Se forma un absceso que tiende a romperse y, en consecuencia, genera una pequeña cantidad de pus. El orzuelo a veces se forma al mismo tiempo que la blefaritis o bien como resultado de ésta. Una persona puede tener uno o dos orzuelos en toda su vida, pero otras los desarrollan repetidamente.




El orzuelo en general se manifiesta primero con un enrojecimiento, sensibilidad y dolor en el borde externo del párpado. Luego, una pequeña área se torna redondeada y sensible y se hincha. El ojo puede lagrimear, volverse muy sensible a la luz intensa y provocar la sensación de que hay algo en su interior. Generalmente, sólo una parte muy pequeña del párpado se hincha, pero a veces se inflama en su totalidad. En general aparece un diminuto punto amarillento en el centro de la zona hinchada.
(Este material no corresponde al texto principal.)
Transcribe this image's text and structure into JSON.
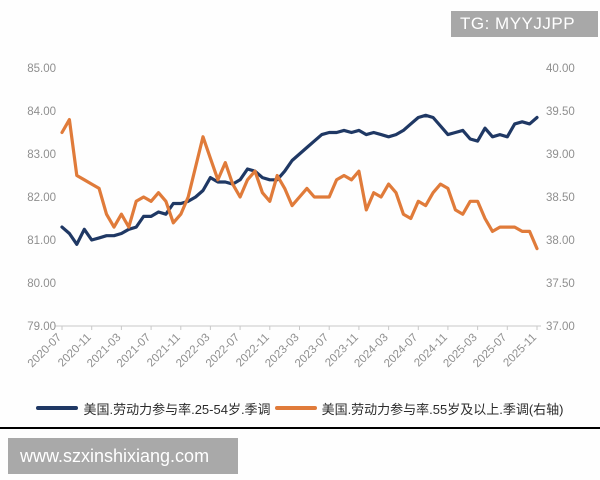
{
  "badge": {
    "text": "TG: MYYJJPP"
  },
  "watermark": {
    "url_text": "www.szxinshixiang.com"
  },
  "colors": {
    "series_primary": "#1f3864",
    "series_secondary": "#e07b3a",
    "badge_bg": "#a8a8a8",
    "watermark_bg": "#a9a9a9",
    "axis_text": "#8f8f8f",
    "axis_line": "#c8c8c8",
    "divider": "#000000",
    "background": "#fefefe"
  },
  "chart_data": {
    "type": "line",
    "title": "",
    "xlabel": "",
    "ylabel": "",
    "grid": false,
    "legend_position": "bottom",
    "x_tick_every": 4,
    "x": [
      "2020-07",
      "2020-08",
      "2020-09",
      "2020-10",
      "2020-11",
      "2020-12",
      "2021-01",
      "2021-02",
      "2021-03",
      "2021-04",
      "2021-05",
      "2021-06",
      "2021-07",
      "2021-08",
      "2021-09",
      "2021-10",
      "2021-11",
      "2021-12",
      "2022-01",
      "2022-02",
      "2022-03",
      "2022-04",
      "2022-05",
      "2022-06",
      "2022-07",
      "2022-08",
      "2022-09",
      "2022-10",
      "2022-11",
      "2022-12",
      "2023-01",
      "2023-02",
      "2023-03",
      "2023-04",
      "2023-05",
      "2023-06",
      "2023-07",
      "2023-08",
      "2023-09",
      "2023-10",
      "2023-11",
      "2023-12",
      "2024-01",
      "2024-02",
      "2024-03",
      "2024-04",
      "2024-05",
      "2024-06",
      "2024-07",
      "2024-08",
      "2024-09",
      "2024-10",
      "2024-11",
      "2024-12",
      "2025-01",
      "2025-02",
      "2025-03",
      "2025-04",
      "2025-05",
      "2025-06",
      "2025-07",
      "2025-08",
      "2025-09",
      "2025-10",
      "2025-11"
    ],
    "x_tick_labels": [
      "2020-07",
      "2020-11",
      "2021-03",
      "2021-07",
      "2021-11",
      "2022-03",
      "2022-07",
      "2022-11",
      "2023-03",
      "2023-07",
      "2023-11",
      "2024-03",
      "2024-07",
      "2024-11",
      "2025-03",
      "2025-07",
      "2025-11"
    ],
    "left_axis": {
      "min": 79,
      "max": 85,
      "ticks": [
        "85.00",
        "84.00",
        "83.00",
        "82.00",
        "81.00",
        "80.00",
        "79.00"
      ]
    },
    "right_axis": {
      "min": 37,
      "max": 40,
      "ticks": [
        "40.00",
        "39.50",
        "39.00",
        "38.50",
        "38.00",
        "37.50",
        "37.00"
      ]
    },
    "series": [
      {
        "name": "美国.劳动力参与率.25-54岁.季调",
        "axis": "left",
        "color": "#1f3864",
        "values": [
          81.3,
          81.15,
          80.9,
          81.25,
          81.0,
          81.05,
          81.1,
          81.1,
          81.15,
          81.25,
          81.3,
          81.55,
          81.55,
          81.65,
          81.6,
          81.85,
          81.85,
          81.9,
          82.0,
          82.15,
          82.45,
          82.35,
          82.35,
          82.3,
          82.4,
          82.65,
          82.6,
          82.45,
          82.4,
          82.4,
          82.6,
          82.85,
          83.0,
          83.15,
          83.3,
          83.45,
          83.5,
          83.5,
          83.55,
          83.5,
          83.55,
          83.45,
          83.5,
          83.45,
          83.4,
          83.45,
          83.55,
          83.7,
          83.85,
          83.9,
          83.85,
          83.65,
          83.45,
          83.5,
          83.55,
          83.35,
          83.3,
          83.6,
          83.4,
          83.45,
          83.4,
          83.7,
          83.75,
          83.7,
          83.85
        ]
      },
      {
        "name": "美国.劳动力参与率.55岁及以上.季调(右轴)",
        "axis": "right",
        "color": "#e07b3a",
        "values": [
          39.25,
          39.4,
          38.75,
          38.7,
          38.65,
          38.6,
          38.3,
          38.15,
          38.3,
          38.15,
          38.45,
          38.5,
          38.45,
          38.55,
          38.45,
          38.2,
          38.3,
          38.5,
          38.85,
          39.2,
          38.95,
          38.7,
          38.9,
          38.65,
          38.5,
          38.7,
          38.8,
          38.55,
          38.45,
          38.75,
          38.6,
          38.4,
          38.5,
          38.6,
          38.5,
          38.5,
          38.5,
          38.7,
          38.75,
          38.7,
          38.8,
          38.35,
          38.55,
          38.5,
          38.65,
          38.55,
          38.3,
          38.25,
          38.45,
          38.4,
          38.55,
          38.65,
          38.6,
          38.35,
          38.3,
          38.45,
          38.45,
          38.25,
          38.1,
          38.15,
          38.15,
          38.15,
          38.1,
          38.1,
          37.9
        ]
      }
    ]
  }
}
A pesar de que se recurre a los antibióticos, no parecen ser demasiado útiles en estos casos. El mejor tratamiento consiste en aplicar compresas calientes durante 10 minutos varias veces al día. El calor ayuda a que el orzuelo madure, se rompa y drene. Cuando se forma un orzuelo en una de las glándulas más profundas del párpado, una afección llamada orzuelo interno, el dolor y los demás síntomas suelen ser más intensos. El dolor, el enrojecimiento y la hinchazón suelen aparecer sólo en un área muy pequeña, en general en el borde del párpado. Como esta clase de orzuelo rara vez se rompe por sí solo, el médico puede abrirlo para drenar el pus. Los orzuelos internos suelen ser recurrentes.